I trust the recipes of FanGraphs, Baseball-Reference and Baseball Prospectus because these sites incorporate decades of research, the scope of which I could never match on my own. Their recipes are the result of smart people pushing one another to get smarter and deviate from one another because the sport, like the world, is messy. But the bottom line is that WAR works. In 2012 the correlation between Baseball Prospectus' WAR and team victories was 0.86 (where 1.0 would have meant a perfect correlation). The correlation between batting average and victories was 0.27. Teams with more WAR win more games. Teams with better batting averages don't.
These recipes will get even better because they get smarter with more data. Baseball Prospectus will soon incorporate into its WAR catchers' ability to frame pitches. The numbers next to each player's name on that site will change. Does that mean the numbers we have now are wrong? Of course they're wrong. Everybody is wrong about everything all the time, and WAR leaves room for this doubt. Doubt has driven us toward better answers for millennia, from Socrates' "I only know that I know nothing" to the guys who made billions betting against a seemingly invincible housing market. Don't accept any number that doesn't leave you room for doubt. "Baseball statistics," Bill James once wrote, "are always trying to mislead you."

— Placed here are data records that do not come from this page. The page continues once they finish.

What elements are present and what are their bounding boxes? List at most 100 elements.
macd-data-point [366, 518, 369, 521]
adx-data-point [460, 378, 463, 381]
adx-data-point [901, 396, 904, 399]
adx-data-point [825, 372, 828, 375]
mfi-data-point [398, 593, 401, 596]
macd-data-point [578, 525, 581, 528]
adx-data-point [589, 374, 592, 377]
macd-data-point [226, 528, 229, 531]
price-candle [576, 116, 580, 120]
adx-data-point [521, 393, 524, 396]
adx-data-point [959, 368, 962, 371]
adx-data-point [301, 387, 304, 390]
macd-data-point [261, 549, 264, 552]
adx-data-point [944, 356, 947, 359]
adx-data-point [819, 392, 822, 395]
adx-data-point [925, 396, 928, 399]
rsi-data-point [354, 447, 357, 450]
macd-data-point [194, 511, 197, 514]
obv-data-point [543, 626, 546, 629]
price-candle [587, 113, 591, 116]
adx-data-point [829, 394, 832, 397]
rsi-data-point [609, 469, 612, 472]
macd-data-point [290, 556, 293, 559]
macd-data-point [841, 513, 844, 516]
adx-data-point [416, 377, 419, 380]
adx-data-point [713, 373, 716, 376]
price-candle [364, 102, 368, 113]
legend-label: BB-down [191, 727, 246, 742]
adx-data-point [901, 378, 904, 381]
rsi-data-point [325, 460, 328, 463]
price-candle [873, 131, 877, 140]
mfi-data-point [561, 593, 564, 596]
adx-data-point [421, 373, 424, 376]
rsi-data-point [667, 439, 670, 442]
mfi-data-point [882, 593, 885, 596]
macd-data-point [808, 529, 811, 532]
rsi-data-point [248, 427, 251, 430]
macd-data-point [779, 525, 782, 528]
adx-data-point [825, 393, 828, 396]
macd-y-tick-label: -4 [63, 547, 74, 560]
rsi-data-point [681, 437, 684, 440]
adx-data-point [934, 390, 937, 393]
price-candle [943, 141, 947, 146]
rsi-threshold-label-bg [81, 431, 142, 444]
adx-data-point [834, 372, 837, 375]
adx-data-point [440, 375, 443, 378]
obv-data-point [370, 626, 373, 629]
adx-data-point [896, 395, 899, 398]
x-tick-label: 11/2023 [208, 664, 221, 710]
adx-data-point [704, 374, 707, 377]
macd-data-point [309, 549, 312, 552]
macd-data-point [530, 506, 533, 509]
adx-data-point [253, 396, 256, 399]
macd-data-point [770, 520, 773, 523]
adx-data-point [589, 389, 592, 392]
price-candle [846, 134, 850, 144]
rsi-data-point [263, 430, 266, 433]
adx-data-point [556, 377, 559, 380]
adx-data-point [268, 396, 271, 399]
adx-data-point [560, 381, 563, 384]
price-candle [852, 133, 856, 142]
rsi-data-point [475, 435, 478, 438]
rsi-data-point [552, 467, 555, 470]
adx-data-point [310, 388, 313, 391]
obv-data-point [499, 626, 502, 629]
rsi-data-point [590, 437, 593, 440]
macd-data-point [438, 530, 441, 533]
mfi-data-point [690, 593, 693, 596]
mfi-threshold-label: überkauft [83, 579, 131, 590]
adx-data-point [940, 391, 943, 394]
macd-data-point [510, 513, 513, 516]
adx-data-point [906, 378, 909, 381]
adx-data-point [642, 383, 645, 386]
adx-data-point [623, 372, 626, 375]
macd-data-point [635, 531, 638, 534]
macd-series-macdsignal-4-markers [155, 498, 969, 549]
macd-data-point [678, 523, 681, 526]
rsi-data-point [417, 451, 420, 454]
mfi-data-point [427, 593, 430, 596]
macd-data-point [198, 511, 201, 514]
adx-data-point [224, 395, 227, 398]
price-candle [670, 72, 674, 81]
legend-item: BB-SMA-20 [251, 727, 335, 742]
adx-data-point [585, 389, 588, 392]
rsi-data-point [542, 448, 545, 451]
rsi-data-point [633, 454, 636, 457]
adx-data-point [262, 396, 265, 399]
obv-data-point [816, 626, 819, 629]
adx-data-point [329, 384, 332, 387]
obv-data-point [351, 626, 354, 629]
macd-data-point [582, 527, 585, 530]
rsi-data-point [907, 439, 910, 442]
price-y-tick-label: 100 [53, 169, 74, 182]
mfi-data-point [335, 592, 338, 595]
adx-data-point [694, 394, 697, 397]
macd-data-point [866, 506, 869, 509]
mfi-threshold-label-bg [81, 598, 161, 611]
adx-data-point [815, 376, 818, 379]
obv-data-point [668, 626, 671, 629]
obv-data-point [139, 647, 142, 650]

ASKED LAST YEAR what he knew about WAR, Mike Trout said: "That's a good question. Not a lot." Neither did Miguel Cabrera. "I am not a computer guy," he said. Although they pay attention to their stats, they are in the business of playing, not calculating.
Yet baseball's front offices, the people in charge of $100 million payrolls and all your hope for the 2013 season, side overwhelmingly with data. For team executives, the basic framework of WAR -- measuring players' total performance against a consistent baseline -- is commonplace, used by nearly every front office, according to insiders. The writers who helped guide the creation of WAR over the decades -- including Bill James, Sean Smith and Keith Woolner -- work for teams now. As James told me, the war over WAR has ceased where it matters. "There's a practical necessity for measurements like that in a front office that make it irrelevant whether you like them or you don't."
Whether you do is up to you and ultimately matters only to you. In the larger perspective, the debate is over, and data won. So fight it if you'd like. But at a certain point, the question in any debate against science is: What are you really fighting and why?